South Carolina’s public health department must administer a program that regulates the building or expansion of medical facilities even though its funding was vetoed by the governor, the state’s highest court ruled Monday.
The ruling means that the Department of Health and Environmental Control will have to find another way to pay for the Certificate of Need program, which state law requires medical facilities to go through for approval to expand or build.
Last year, Gov. Nikki Haley vetoed the nearly $2 million needed to run it, saying the process would be best left to be sorted out in the free market.
When Haley vetoed the money for the Certificate of Need program, about three dozen projects worth about $100 million were under review, and they remain stalled.
State legislators ultimately sustained Haley’s veto after Ways and Means Chairman Brian White took the floor and said the veto was just about the money, not whether the program should continue. Since that vote, some House Republicans have said they didn’t intend to nix the program entirely.
Hospitals and an association that represents them sued, saying that state law still mandates the Certificate of Need review, and the high court heard arguments last month.
During the hearing, an attorney representing South Carolina’s hospitals said DHEC should find other ways to fund the Certificate of Need program, even if that meant charging higher fees
“That is a problem of their own making,” said Mitch Brown, detailing his notion that DHEC could self-fund the program if it charged higher fees.

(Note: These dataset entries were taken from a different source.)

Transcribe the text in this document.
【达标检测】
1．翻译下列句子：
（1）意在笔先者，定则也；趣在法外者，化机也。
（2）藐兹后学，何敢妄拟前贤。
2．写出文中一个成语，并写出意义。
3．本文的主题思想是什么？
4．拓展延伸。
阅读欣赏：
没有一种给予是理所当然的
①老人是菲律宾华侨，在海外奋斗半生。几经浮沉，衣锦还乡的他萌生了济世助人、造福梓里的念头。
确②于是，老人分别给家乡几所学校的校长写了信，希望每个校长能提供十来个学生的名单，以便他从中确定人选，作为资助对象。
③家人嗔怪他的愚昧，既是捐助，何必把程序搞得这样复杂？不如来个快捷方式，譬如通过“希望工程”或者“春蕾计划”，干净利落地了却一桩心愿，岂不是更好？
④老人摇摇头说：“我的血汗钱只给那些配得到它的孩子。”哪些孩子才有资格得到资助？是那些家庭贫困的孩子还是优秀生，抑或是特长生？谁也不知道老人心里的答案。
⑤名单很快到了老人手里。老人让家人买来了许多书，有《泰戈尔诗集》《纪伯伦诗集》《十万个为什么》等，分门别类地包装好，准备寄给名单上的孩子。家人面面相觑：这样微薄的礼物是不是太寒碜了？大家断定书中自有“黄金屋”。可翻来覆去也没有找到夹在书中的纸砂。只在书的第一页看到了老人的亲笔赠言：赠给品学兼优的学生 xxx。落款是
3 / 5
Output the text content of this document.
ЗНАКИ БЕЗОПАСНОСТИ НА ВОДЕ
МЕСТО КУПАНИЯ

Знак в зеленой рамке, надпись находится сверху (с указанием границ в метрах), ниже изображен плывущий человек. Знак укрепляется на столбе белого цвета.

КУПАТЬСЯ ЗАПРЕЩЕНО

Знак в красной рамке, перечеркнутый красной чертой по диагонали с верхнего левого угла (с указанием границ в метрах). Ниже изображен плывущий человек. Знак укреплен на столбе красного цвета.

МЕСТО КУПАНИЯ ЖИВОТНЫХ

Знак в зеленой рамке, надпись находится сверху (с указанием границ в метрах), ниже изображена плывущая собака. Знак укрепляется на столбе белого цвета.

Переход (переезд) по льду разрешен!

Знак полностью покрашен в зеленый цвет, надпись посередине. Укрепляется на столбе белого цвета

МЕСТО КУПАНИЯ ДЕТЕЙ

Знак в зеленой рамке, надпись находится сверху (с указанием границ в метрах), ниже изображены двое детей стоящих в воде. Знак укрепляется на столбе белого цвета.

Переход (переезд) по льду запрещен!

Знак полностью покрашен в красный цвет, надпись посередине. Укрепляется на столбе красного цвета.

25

In their ruling, justices pointed out that the governor’s line-item veto power affects only funding, not the existence of a program set out in state law – even if that is what she intended.
“The Governor’s veto message leaves no doubt that she intended to use her line item veto power to abolish the entire CON program,” the court wrote. “However, the Governor is not empowered to exercise her veto pen in a manner that so broadly affects public policy and attempts to alter legislative intent by reaching back to repeal a permanent law.”
Billy Wilkins, an attorney for the hospitals, called the decision “a victory for good government” in South Carolina.
A DHEC spokesman said the agency was disappointed in the court’s decision and intended to file a motion for reconsideration. In a statement, Haley spokesman Doug Mayer called the Certificate of Need program “outdated and bad public policy” and said the governor “is determined and will continue working with like-minded legislators to reform a clearly politically driven process that puts additional bureaucracy between South Carolinians and their health care decisions.”
The court Monday didn’t directly address how DHEC should pay for the program but said the agency could use an emergency provision to make changes to its fee structure.
“While we hold that DHEC must fund the CON program, we decline to specify the manner in which DHEC must do so,” the court wrote.
In a dissenting opinion, Associate Justice Costa Pleicones wrote that he agreed with the majority in that the veto didn’t dissolve the program entirely but disagreed that the program could be restarted without funding from the Legislature.